All that takes money. Pennington will be the first to concede costs are much more today. Single-layer bunker gear in the 1960s cost $1,500. Today’s bunker gear, with three layers, costs $4,000 to $5,000, and it has to be replaced every 10 years. Self-contained breathing apparatuses used to be seldom used, in part because they had to be sent to Springfield to be refilled. Today, they are essential equipment. Station No. 2 has its own cascading device for refilling the air.
A 60-foot ladder truck in the 1980s cost $14,500. The city just placed an order for a new ladder truck to replace the 30-year-old truck now in use, for $1.8 million, with a 107-foot ladder.

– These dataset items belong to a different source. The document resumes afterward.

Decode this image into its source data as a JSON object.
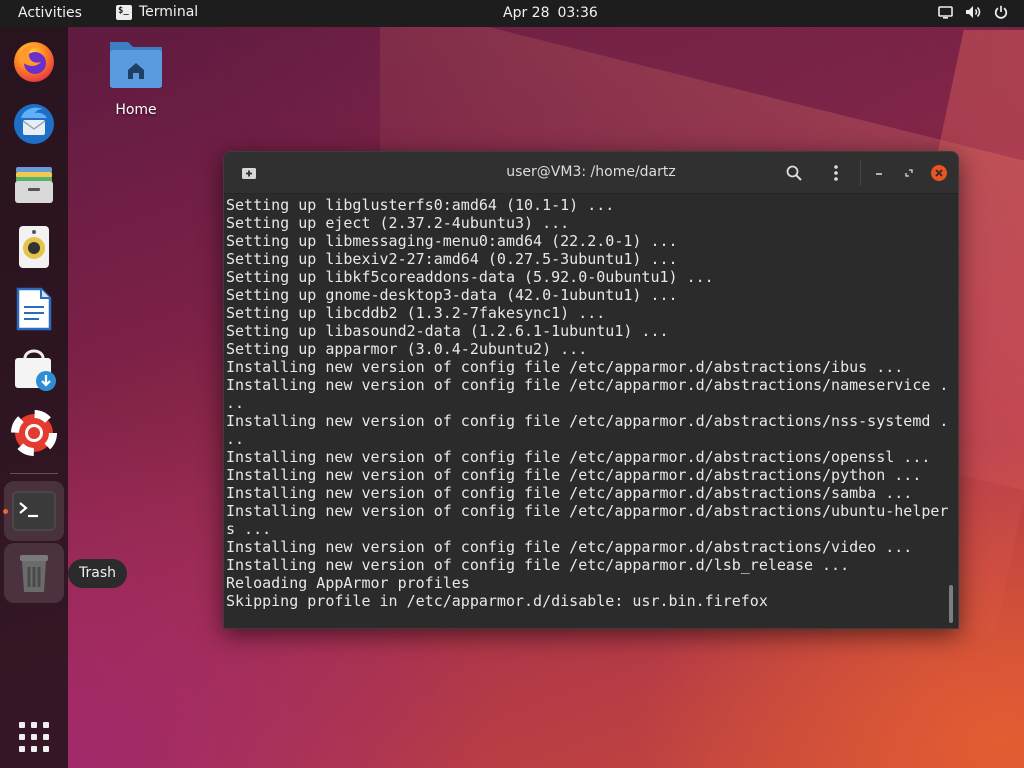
{
  "topbar": {
    "activities": "Activities",
    "app_name": "Terminal",
    "date": "Apr 28",
    "time": "03:36"
  },
  "dock": {
    "items": [
      "firefox-icon",
      "thunderbird-icon",
      "files-icon",
      "rhythmbox-icon",
      "libreoffice-writer-icon",
      "software-center-icon",
      "help-icon",
      "terminal-icon",
      "trash-icon"
    ],
    "tooltip": "Trash"
  },
  "desktop": {
    "home_label": "Home"
  },
  "terminal": {
    "title": "user@VM3: /home/dartz",
    "lines": [
      "Setting up libglusterfs0:amd64 (10.1-1) ...",
      "Setting up eject (2.37.2-4ubuntu3) ...",
      "Setting up libmessaging-menu0:amd64 (22.2.0-1) ...",
      "Setting up libexiv2-27:amd64 (0.27.5-3ubuntu1) ...",
      "Setting up libkf5coreaddons-data (5.92.0-0ubuntu1) ...",
      "Setting up gnome-desktop3-data (42.0-1ubuntu1) ...",
      "Setting up libcddb2 (1.3.2-7fakesync1) ...",
      "Setting up libasound2-data (1.2.6.1-1ubuntu1) ...",
      "Setting up apparmor (3.0.4-2ubuntu2) ...",
      "Installing new version of config file /etc/apparmor.d/abstractions/ibus ...",
      "Installing new version of config file /etc/apparmor.d/abstractions/nameservice .",
      "..",
      "Installing new version of config file /etc/apparmor.d/abstractions/nss-systemd .",
      "..",
      "Installing new version of config file /etc/apparmor.d/abstractions/openssl ...",
      "Installing new version of config file /etc/apparmor.d/abstractions/python ...",
      "Installing new version of config file /etc/apparmor.d/abstractions/samba ...",
      "Installing new version of config file /etc/apparmor.d/abstractions/ubuntu-helper",
      "s ...",
      "Installing new version of config file /etc/apparmor.d/abstractions/video ...",
      "Installing new version of config file /etc/apparmor.d/lsb_release ...",
      "Reloading AppArmor profiles",
      "Skipping profile in /etc/apparmor.d/disable: usr.bin.firefox"
    ]
  },
  "colors": {
    "accent": "#e95420",
    "topbar": "#1d1d1d",
    "terminal_bg": "#2b2b2b"
  }
}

In 1906, the city had two full-time firefighters. Two years after Station No. 2 opened, the city boosted staffing to two people on duty at the downtown station and three at the Industrial Park. That staffing level has remained for 28 years. Now the department has 16 full-time firefighters and two part-timers, five per shift, working 48 hours on and 96 hours off. Adding a third station would boost staffing to an additional four people per shift, adding 12 more people to the payroll.
“The city has been good to us,” Pennington stressed. “Benefits are the biggest kicker. We’re getting there.
“Everything me and my time are doing is to benefit the city and the citizens, to lower the ISO rating and be prepared at a moment’s notice. We’re like a life insurance policy. You don’t need us until you do. It’s time to start doing the Pride and Progress that’s on those water towers,” he added.